Dans quelles conditions peut-elle être prononcée ?

L’article 12 de la Constitution donne assez peu de contraintes. Il n’en existe que trois : la personne qui peut le faire, le timing de la dissolution, et la procédure à suivre.

Qui ? Seul le président de la République peut dissoudre l’Assemblée nationale.

Quand ? Il doit s’être écoulé au moins un an entre les précédentes élections législatives et la dissolution.

Comment ? Le président doit consulter le Premier ministre et les présidents des assemblées avant de la prononcer.

 

Quelle est la suite ?

Des élections législatives anticipées sont organisées, sous le même format que des élections législatives classiques, sous forme de scrutin majoritaire à deux tours.

Le scrutin doit avoir lieu entre 20 et 40 jours après la prononciation de la dissolution de l’Assemblée nationale — soit, en l’espèce, entre le 29 juin et le 19 juillet 2024. Le premier tour est attendu dimanche 30 juin, et le second, le 7 juillet.

 

Que deviennent les travaux de l’Assemblée nationale qui étaient en cours ?

Les projets législatifs en cours, comme le projet de loi sur la fin de vie, sont purement et simplement suspendus.

Ils peuvent être repris sous la mandature suivante à condition que le gouvernement les présente à la nouvelle Assemblée. Ils repartent alors de zéro dans la navette parlementaire.

 

Quels sont les précédents historiques ?

Il en existe cinq.

  • En 1962, Charles de Gaulle dissout l’Assemblée après qu’une motion de censure a renversé le Premier ministre, Georges Pompidou. Les députés gaullistes en sortirent gagnants, avec 32 % des voix et une majorité absolue de 230 sièges, réinstaurant leur légitimité.
  • En 1968, Charles de Gaulle fait appel une seconde fois à l’article 12 de la Constitution, après la crise de Mai 1968, une manière de répondre au mécontentement exprimé dans la rue par le plébiscite des urnes : la majorité présidentielle remporte largement ces élections anticipées, avec 46 % des suffrages.
  • En 1981, sitôt élu, le socialiste François Mitterrand dissout le Parlement afin de s’appuyer sur une majorité à sa main, alors que l’Assemblée est alors majoritairement à droite. Le calcul est gagnant : la majorité présidentielle remporte 54,37 % des suffrages et devient de loin la première force du Palais-Bourbon avec 333 sièges.
  • En 1988, François Mitterrand, qui vient d’être réélu, décide de convoquer des élections anticipées pour mettre fin à la cohabitation entamée en 1986. Face à une droite plus puissante que sept ans auparavant, il introduit une dose de proportionnelle, afin de diviser l’opposition. La majorité présidentielle remporte une courte majorité relative, avec 46,66 % des voix et 277 sièges, contre 270 pour la droite gaulliste.
  • En 1997, deux ans après son élection, Jacques Chirac prend le pari de renforcer sa majorité pour gouverner avec les coudées plus franches. Il dissout l’Assemblée, mais la coalition de gauche déjoue les pronostics et l’emporte, avec notamment 38,05 % des voix et 255 sièges pour le Parti socialiste. L’élection aboutit à une nouvelle cohabitation, avec la nomination de Lionel Jospin à Matignon.

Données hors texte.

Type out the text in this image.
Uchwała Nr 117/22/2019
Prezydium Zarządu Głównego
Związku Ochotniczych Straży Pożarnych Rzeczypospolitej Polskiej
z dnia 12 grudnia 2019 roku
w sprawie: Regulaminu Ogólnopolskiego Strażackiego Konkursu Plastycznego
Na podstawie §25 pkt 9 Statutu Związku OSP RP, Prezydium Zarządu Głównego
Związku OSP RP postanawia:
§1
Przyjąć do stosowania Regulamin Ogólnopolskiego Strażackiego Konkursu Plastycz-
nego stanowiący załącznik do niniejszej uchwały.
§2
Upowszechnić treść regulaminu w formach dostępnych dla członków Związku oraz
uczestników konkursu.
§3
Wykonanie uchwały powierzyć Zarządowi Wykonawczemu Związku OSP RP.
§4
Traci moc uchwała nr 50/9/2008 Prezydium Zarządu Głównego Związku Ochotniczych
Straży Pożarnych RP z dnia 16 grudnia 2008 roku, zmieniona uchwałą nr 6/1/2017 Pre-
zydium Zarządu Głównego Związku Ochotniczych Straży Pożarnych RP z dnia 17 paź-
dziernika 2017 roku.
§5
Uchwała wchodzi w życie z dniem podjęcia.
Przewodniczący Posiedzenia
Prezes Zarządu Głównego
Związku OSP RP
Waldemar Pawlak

Quelles seront les conséquences institutionnelles ?

En convoquant des élections législatives en 2024, à trois ans des présidentielles, Emmanuel Macron désynchronise les élections législatives des élections présidentielles. Depuis le passage au quinquennat et l’inversion du calendrier en 2002, celles-ci s’étaient toujours succédé, chaque législative confirmant le résultat de la présidentielle qui l’avait précédée quelques semaines plus tôt.

Ce calendrier, adopté lorsque Jacques Chirac était président, avait enclenché la présidentialisation du régime et la disparition, de fait, des cohabitations telles que la France les avait connues en 1986-1988 (Jacques Chirac sous François Mitterrand), en 1993-1995 (Édouard Balladur sous François Mitterrand) et en 1997-2002 (Lionel Jospin sous Jacques Chirac).

Les deux élections pourraient à nouveau être réalignées si, et seulement si, le prochain vainqueur de l’élection présidentielle, en 2027, décidait à son tour de dissoudre l’Assemblée nationale, à peine arrivé à l’Élysée.